All natural energy in the universe comes from nuclear reactions
A subtle but significant misconception is that solar energy is not nuclear energy. The reality is quite different. All stars, including our Sun, produce their energy from fusing the nuclei of smaller atoms together to make the nuclei of larger atoms. Our Sun is a middle-aged star, so nearly all of the energy produced comes from the fusing of Hydrogen nuclei together and making Helium nuclei. Some Helium-Hydrogen fusion occurs, as well as Helium-Helium fusion, but both are but a very tiny fraction of the total fusions in our Sun.
H-3 + H-2 = He-4 + neutron
When fusion occurs, a minute fraction of the atomic masses of the two nuclei being fused is annihilated into pure energy, as demonstrated by Einstein’s famous formula E=MC². It actually takes some thousands of years for this energy to migrate out from the core of our sun to the surface and be released into space. More than 99% of the released energy from the Sun is a weak form of gamma radiation, or what we more commonly call sunlight. This makes all sunlight nothing less than nuclear by-product material. Solar energy is actually nuclear by-product energy.
Wind energy is formed by the uneven heating of our atmosphere by solar radiation. Thus, wind energy may be correctly understood to be an indirect result of solar nuclear by-product material. In fact, all weather on our planet owes it’s existence to solar nuclear by-product material. Even fossil fuels can be understood as solar nuclear by-product material which has been stored for millions of years in decay-transformed plant chemistry (coal and oil). Literally, all forms of energy we have at our disposal are the result of the energy made in the natural nuclear reactions of our Sun.

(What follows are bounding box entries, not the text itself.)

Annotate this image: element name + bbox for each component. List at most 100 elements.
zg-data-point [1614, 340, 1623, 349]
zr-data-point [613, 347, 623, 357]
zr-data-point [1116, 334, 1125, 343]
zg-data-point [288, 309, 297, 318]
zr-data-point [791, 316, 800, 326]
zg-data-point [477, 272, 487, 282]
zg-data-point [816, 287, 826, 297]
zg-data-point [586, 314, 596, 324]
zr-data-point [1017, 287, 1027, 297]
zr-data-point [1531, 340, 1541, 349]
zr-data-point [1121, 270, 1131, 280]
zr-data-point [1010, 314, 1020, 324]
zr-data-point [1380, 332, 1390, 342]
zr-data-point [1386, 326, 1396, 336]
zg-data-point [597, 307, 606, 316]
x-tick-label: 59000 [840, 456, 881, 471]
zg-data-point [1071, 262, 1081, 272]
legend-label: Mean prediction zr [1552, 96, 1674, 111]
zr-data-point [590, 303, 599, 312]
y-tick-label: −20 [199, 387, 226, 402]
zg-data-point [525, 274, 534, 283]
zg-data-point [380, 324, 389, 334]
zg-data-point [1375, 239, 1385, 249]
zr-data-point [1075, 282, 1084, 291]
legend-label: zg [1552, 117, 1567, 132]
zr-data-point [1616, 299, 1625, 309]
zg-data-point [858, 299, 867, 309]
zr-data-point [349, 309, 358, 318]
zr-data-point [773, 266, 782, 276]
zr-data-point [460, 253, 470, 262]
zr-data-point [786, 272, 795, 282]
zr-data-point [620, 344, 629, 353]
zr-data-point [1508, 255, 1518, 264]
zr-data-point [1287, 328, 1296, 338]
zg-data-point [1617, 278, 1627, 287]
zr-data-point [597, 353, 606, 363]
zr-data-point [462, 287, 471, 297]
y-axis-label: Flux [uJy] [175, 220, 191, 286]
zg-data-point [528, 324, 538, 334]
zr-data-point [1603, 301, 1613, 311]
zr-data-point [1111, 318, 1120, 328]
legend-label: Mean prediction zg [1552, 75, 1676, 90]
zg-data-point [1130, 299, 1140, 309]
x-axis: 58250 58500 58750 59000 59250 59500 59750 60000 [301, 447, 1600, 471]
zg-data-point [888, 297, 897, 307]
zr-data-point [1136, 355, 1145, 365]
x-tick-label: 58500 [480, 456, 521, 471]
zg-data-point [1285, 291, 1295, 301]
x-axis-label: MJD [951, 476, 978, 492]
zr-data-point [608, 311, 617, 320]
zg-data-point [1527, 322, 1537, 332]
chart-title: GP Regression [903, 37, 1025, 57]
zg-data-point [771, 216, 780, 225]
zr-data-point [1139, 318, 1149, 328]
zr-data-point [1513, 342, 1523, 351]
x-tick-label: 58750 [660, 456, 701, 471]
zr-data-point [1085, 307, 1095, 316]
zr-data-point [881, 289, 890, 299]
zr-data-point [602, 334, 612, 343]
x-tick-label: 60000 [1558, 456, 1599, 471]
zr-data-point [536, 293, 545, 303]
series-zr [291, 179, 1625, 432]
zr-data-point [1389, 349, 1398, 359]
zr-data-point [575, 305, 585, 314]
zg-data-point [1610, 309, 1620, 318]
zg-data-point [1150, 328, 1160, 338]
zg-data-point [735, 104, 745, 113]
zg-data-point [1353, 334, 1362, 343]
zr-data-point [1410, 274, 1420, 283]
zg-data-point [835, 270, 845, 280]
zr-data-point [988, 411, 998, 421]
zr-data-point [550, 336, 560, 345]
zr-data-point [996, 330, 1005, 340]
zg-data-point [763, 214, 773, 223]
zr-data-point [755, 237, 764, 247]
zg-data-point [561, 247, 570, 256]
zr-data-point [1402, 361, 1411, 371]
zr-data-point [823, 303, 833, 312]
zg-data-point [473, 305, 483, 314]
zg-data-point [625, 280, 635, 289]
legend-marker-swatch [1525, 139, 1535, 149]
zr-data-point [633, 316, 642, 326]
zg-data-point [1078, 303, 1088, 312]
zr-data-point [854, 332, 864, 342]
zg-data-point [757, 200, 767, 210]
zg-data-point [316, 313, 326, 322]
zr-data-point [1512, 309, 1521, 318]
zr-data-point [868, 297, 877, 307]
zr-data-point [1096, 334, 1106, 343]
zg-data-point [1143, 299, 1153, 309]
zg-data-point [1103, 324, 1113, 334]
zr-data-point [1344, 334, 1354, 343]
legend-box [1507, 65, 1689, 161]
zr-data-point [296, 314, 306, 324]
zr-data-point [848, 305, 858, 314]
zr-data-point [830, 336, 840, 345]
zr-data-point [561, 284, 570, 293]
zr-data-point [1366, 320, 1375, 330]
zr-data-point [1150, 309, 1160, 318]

One other common misunderstanding concerns the existence of radioactive elements we find everywhere in our world, breathe into our bodies with every breath, and eat in our foods with every meal. Stars do not only make gamma radiation, but also a number of radioactive elements releasing two other types of radiation. In total, there are no less than 29 naturally-occurring radioactive elements, containing more than 40 radioactive isotopes, to be found in our world. Most of these radioactive elements come from ancient super-novae and have been spread throughout our galaxy, including Uranium, Thorium, Radium, Bismuth, Polonium, Protactinium, Radon, Lead and Plutonium. In theory, all of these radioactive heavy elements were originally Uranium isotope 238 (U-238) spawned by the ancient supernovae. U-238 is radioactive and its decay chains, over billions of years, have produced the rest of these very heavy elements.
Naturally occurring Plutonium has an interesting place in all of this. The incomprehensible force produced by supernovae releases a high concentration of free neutrons as well. About half of the freshly made U-238 in a supernova absorbs some of these neutrons and through two relatively rapid radioactive (Beta) decays becomes Plutonium isotope 239 (Pu-239). Plutonium has a relatively short radioactive half-life (compared to the age of a star) of 24, 000 years. After no more than 10 half lives after it has been produced, a radioactive material has literally decayed itself into oblivion. It’s gone. All the primordial Pu-239 that was originally part of our planet was gone after about 250, 000 years.
As it turns out, Pu-239 decays to U-235, with a 700 million year half life. 4.5 billion years ago, there was about 60 times more U-235 than we have today The initial U-235 has decayed for a little less than 7 half lives, leaving but a small fraction of the original concentration. This is why we have a tiny fraction of all existing Uranium in the isotopic form of U-235, with no remaining Plutonium. Plutonium has too short of a half-life to be around any more, and the natural radioactive decay of its "daughter" isotope, U-235, has contributed to all the current levels of the rest of above-listed naturally occurring radioactive isotopes we find today. They all literally owe their existence to primordial Plutonium. Because supernovae happen regularly, throughout our roughly 200-billion-galaxy universe, Plutonium can now be understood as a naturally occurring element in our universe, contrary to traditional belief.